Mr Kendall’s decision comes as no surprise. After being re-elected in 2012, he indicated his intention to make his current and fourth two-year term his last but only confirmed his decision in public on Monday, after informing the NFU’s ruling body.

Mr Kendall decided to stand for a fourth term, having considered quitting after six years, because of what he described as ‘unfinished business’ on bovine TB and Common Agricultural Policy (CAP), issues still dominating the NFU agenda today.

Mr Kendall, who farms 620 hectares of combinable crops in East Bedfordshire, in partnership with his brother, became NFU president in 2006, after challenging and defeating incumbent president Tim Bennett. Previously he had served for a short time as Mr Bennett’s deputy, having chaired the NFU’s cereals committee.

He has presided over some key industry events, including the 2007 foot-and-mouth and bluetongue outbreaks, reform of the CAP, last year’s SOS Dairy campaign and the recent badger cull pilots.

The last few months have been particularly tumultuous, as Mr Kendall has clashed with Defra Secretary Owen Paterson over implementation of CAP reform in England and become a focal point of the protest movement against badger culling.

He revealed in the High Court in August how he and his family had been targeted directly by protestors, as the NFU successfully obtained an injunction against protestors ahead of the pilot badger culls.

Outspoken and an excellent communicator on public platforms and in the media, he has generally managed to achieve the balance of robust promotion of farming’s agenda, while retaining the respect of the political establishment and the food chain. His goal from the start, he said, was to promote farming in a positive light, as part of the solution to domestic and global food and environmental problems, rather than part of the problem.

His leadership style and policies have brought criticism from some farmers, inside and outside the NFU, while his vocal support for controversial policies like the badger cull, GM crops and large-scale farms have earned him lots of critics outside farming.

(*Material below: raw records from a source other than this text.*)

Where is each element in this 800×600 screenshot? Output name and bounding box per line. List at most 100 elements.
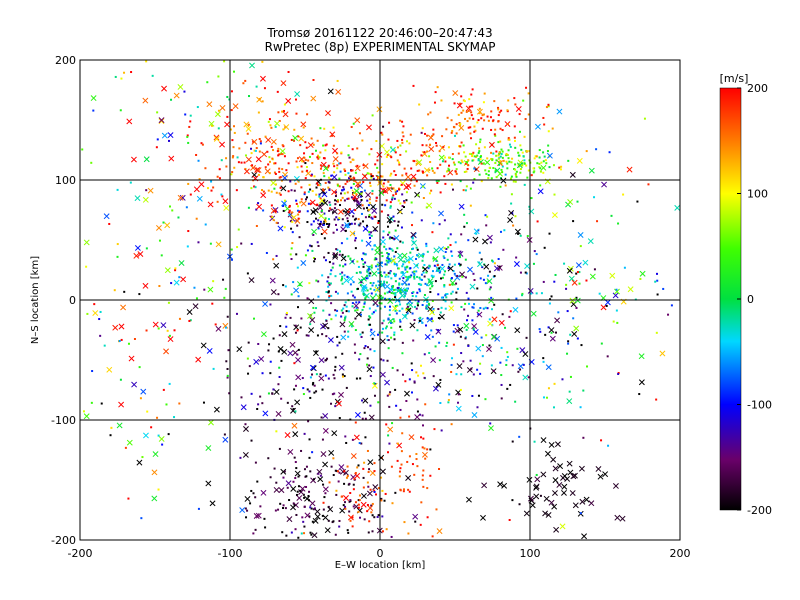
scatter-dot-marker xyxy=(277,383,280,386)
scatter-dot-marker xyxy=(231,139,234,142)
x-tick-label: 200 xyxy=(670,547,691,560)
scatter-dot-marker xyxy=(478,147,481,150)
scatter-dot-marker xyxy=(399,467,402,470)
scatter-dot-marker xyxy=(377,171,380,174)
scatter-dot-marker xyxy=(536,220,539,223)
scatter-dot-marker xyxy=(265,251,268,254)
scatter-dot-marker xyxy=(349,223,352,226)
scatter-dot-marker xyxy=(370,292,373,295)
scatter-dot-marker xyxy=(317,227,320,230)
scatter-dot-marker xyxy=(336,344,339,347)
scatter-dot-marker xyxy=(471,153,474,156)
scatter-cross-marker xyxy=(458,203,465,210)
scatter-cross-marker xyxy=(331,174,338,181)
scatter-dot-marker xyxy=(575,306,578,309)
scatter-dot-marker xyxy=(450,183,453,186)
scatter-dot-marker xyxy=(578,271,581,274)
scatter-dot-marker xyxy=(209,242,212,245)
scatter-cross-marker xyxy=(293,287,300,294)
scatter-cross-marker xyxy=(467,266,473,273)
scatter-dot-marker xyxy=(489,422,492,425)
scatter-cross-marker xyxy=(438,154,445,161)
scatter-cross-marker xyxy=(186,309,193,315)
scatter-dot-marker xyxy=(170,98,173,101)
scatter-dot-marker xyxy=(506,387,509,390)
scatter-cross-marker xyxy=(353,188,360,195)
scatter-dot-marker xyxy=(422,253,425,256)
scatter-dot-marker xyxy=(328,296,331,299)
scatter-dot-marker xyxy=(311,162,314,165)
scatter-dot-marker xyxy=(291,242,294,245)
scatter-dot-marker xyxy=(438,223,441,226)
scatter-dot-marker xyxy=(542,357,545,360)
scatter-dot-marker xyxy=(364,417,367,420)
scatter-dot-marker xyxy=(500,152,503,155)
scatter-dot-marker xyxy=(479,141,482,144)
scatter-dot-marker xyxy=(467,164,470,167)
scatter-cross-marker xyxy=(569,171,576,178)
scatter-dot-marker xyxy=(477,159,480,162)
scatter-dot-marker xyxy=(458,262,461,265)
scatter-dot-marker xyxy=(247,123,250,126)
scatter-cross-marker xyxy=(290,485,297,492)
scatter-cross-marker xyxy=(151,469,158,476)
scatter-dot-marker xyxy=(477,309,480,312)
scatter-dot-marker xyxy=(371,189,374,192)
scatter-dot-marker xyxy=(524,118,527,121)
scatter-dot-marker xyxy=(510,193,513,196)
scatter-cross-marker xyxy=(311,532,318,539)
scatter-dot-marker xyxy=(510,161,513,164)
scatter-dot-marker xyxy=(547,105,550,108)
scatter-cross-marker xyxy=(365,240,372,247)
scatter-cross-marker xyxy=(245,125,252,132)
scatter-dot-marker xyxy=(377,222,380,225)
scatter-dot-marker xyxy=(257,202,260,205)
scatter-dot-marker xyxy=(384,492,387,495)
scatter-dot-marker xyxy=(360,281,363,284)
scatter-dot-marker xyxy=(368,153,371,156)
scatter-cross-marker xyxy=(284,432,291,439)
scatter-cross-marker xyxy=(295,374,302,381)
scatter-dot-marker xyxy=(282,128,285,131)
scatter-cross-marker xyxy=(300,121,307,128)
scatter-dot-marker xyxy=(293,503,296,506)
scatter-dot-marker xyxy=(307,499,310,502)
scatter-dot-marker xyxy=(303,156,306,159)
scatter-dot-marker xyxy=(459,122,462,125)
scatter-dot-marker xyxy=(123,290,126,293)
scatter-dot-marker xyxy=(457,393,460,396)
scatter-cross-marker xyxy=(260,192,267,199)
scatter-cross-marker xyxy=(151,495,158,502)
scatter-dot-marker xyxy=(302,493,305,496)
scatter-dot-marker xyxy=(544,333,547,336)
scatter-dot-marker xyxy=(380,358,383,361)
scatter-dot-marker xyxy=(655,398,658,401)
scatter-dot-marker xyxy=(465,161,468,164)
scatter-cross-marker xyxy=(609,272,616,279)
scatter-dot-marker xyxy=(505,359,508,362)
scatter-dot-marker xyxy=(86,312,89,315)
scatter-dot-marker xyxy=(92,109,95,112)
scatter-dot-marker xyxy=(309,188,312,191)
scatter-dot-marker xyxy=(246,272,249,275)
scatter-dot-marker xyxy=(526,235,529,238)
scatter-dot-marker xyxy=(489,116,492,119)
scatter-dot-marker xyxy=(508,518,511,521)
scatter-dot-marker xyxy=(381,530,384,533)
scatter-dot-marker xyxy=(233,70,236,73)
scatter-cross-marker xyxy=(253,358,260,365)
scatter-dot-marker xyxy=(499,361,502,364)
scatter-dot-marker xyxy=(369,182,372,185)
scatter-dot-marker xyxy=(366,199,369,202)
scatter-dot-marker xyxy=(328,188,331,191)
scatter-dot-marker xyxy=(459,180,462,183)
scatter-cross-marker xyxy=(400,271,407,278)
scatter-dot-marker xyxy=(355,377,358,380)
scatter-dot-marker xyxy=(333,392,336,395)
scatter-dot-marker xyxy=(490,296,493,299)
scatter-dot-marker xyxy=(309,470,312,473)
scatter-dot-marker xyxy=(337,470,340,473)
colorbar-label: [m/s] xyxy=(720,72,749,85)
scatter-cross-marker xyxy=(260,75,266,82)
scatter-cross-marker xyxy=(273,262,280,269)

But he is widely seen, even by his farming critics, as a strong leader of the NFU who will be a tough act to follow.

Mr Kendall will continue as NFU president until the end of February.  

However, the battle for the top spot at the NFU and the other two officeholder positions will begin in earnest this week.

The race for the NFU leadership

  • The elections for the three main NFU officeholder positions will take place on the second day of the NFU 2014 annual conference, in Birmingham, on February 26.
  • The NFU council will vote to elect the three officeholders.
  • Nominations for the posts of president, deputy president and vice president can now be taken.
  • All full farmer and grower members are eligible to stand.  
  • Hustings will be held in the week commencing 27 January 2014. Further hustings dates may be arranged if required.
  • All nominations must be received by Wednesday 15 January at the latest.